It was early afternoon in August last year. I was back down at the car beaming a broad smile after one of the most spectacular trail run. I had just been introduced to a new area and a new range of absolutely breathtaking mountains and scenery.
We had run the Jonkershoek valley outside Stellenbosch, and ascended up onto the high peaks and into beautiful white snow that was our playground for the morning. I came back with the most vivid images in my mind, made even more crystal clear by the incredible photographs taken by Owen, a professional photographer and mountain goat of note who has been running these mountains for years.
Ironically there is also a quiet and unspoken sense of sadness that comes with doing something like that. A kind of melancholic acceptance that those kinds of experiences are seldom repeated. Everything happens at the right time, in the right place, and for the right reason, and you have to take the best of those moments and leave them as memories, for trying to recreate them will only result in disappointment. I’ve been blessed with many incredible moments and memories over the years, and it is something I am acutely aware of, each experience is there to be savoured and enjoyed with arms wide open. And then left behind.
I knew that I could never hope to have the same experience as that day, the weather gods were clearly on our side, dishing up an absolutely perfect combination, a mountain of fresh soft snow, bright warm sunshine, and no wind. I know that rare moments like those are very few and far between and you have to be in the right place to catch them at the right time. Even lucky.
A year later and I got lucky. It’s been a year of waiting patiently, scouring weather websites for the area, learning the patterns, and trying to understand how and when the snow comes. In-between we’ve made a good few many trips out that way again, in all kinds of weather, from crystal clear scorchers to rain to pea-soup mist to sleet to icy winds and falling snow, trying to get an understanding on the routes, of the peaks, the deep gorges, and the valleys that connect Stellenbosch to Franschoek to Grabouw to Somerset West. There is still much learning to do, but at last I’m beginning to feel like I have another playground to romp in, to fall on my back and gaze upwards at the dark rocky crags between the cliffs and smile and feel at home.
Saturday morning dawned bright and clear, leaving home long before it got light to be at the gate as it opened. With no expectations and no assumptions trying to remember the beauty of last year, it was another new experience, and great to be able to introduce running & adventure racing teammate (if I can call him that after being conned by him into the most insane race around!), Rob, to the area.
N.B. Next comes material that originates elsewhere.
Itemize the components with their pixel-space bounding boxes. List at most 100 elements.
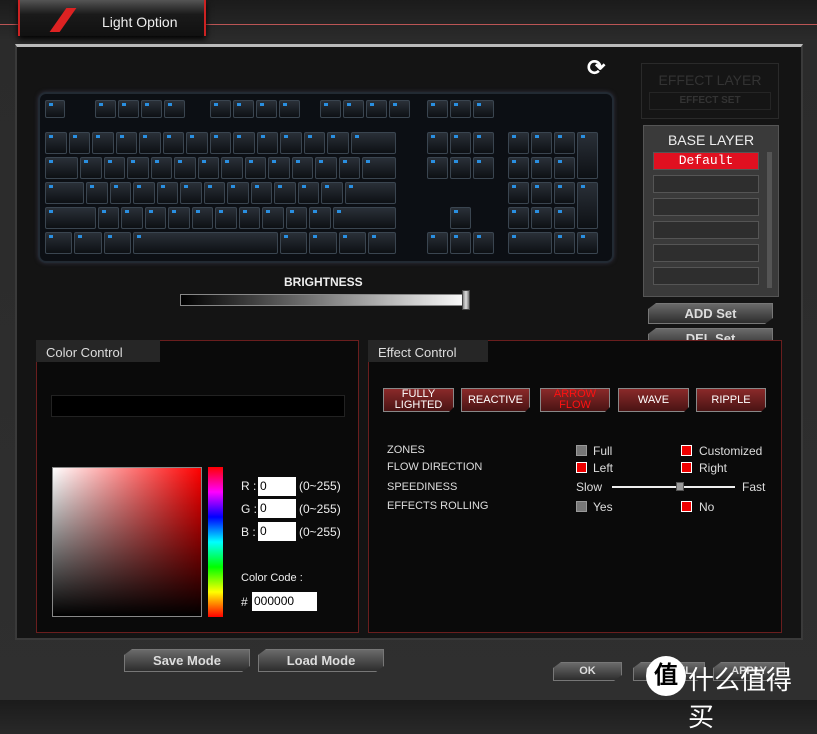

By mid-morning we were on top in the snow, the cold front forecast to hit Cape Town a day later was making itself known and an icy north-west wind whipping off the top ensured we were dressed in every possible layer up there to try and keep warm. We had the top of the mountain to ourselves for at least 2 hours until a few groups of hikers started emerging over the ridge. Enough time to make the highest cappuccinos around with melted snow (they somehow do taste better that way!) take in the surrounding views that stretch endlessly in every possible direction, and even to build a snowman before leaving the solitude behind and heading down the jarring descent back to the bottom of the valley.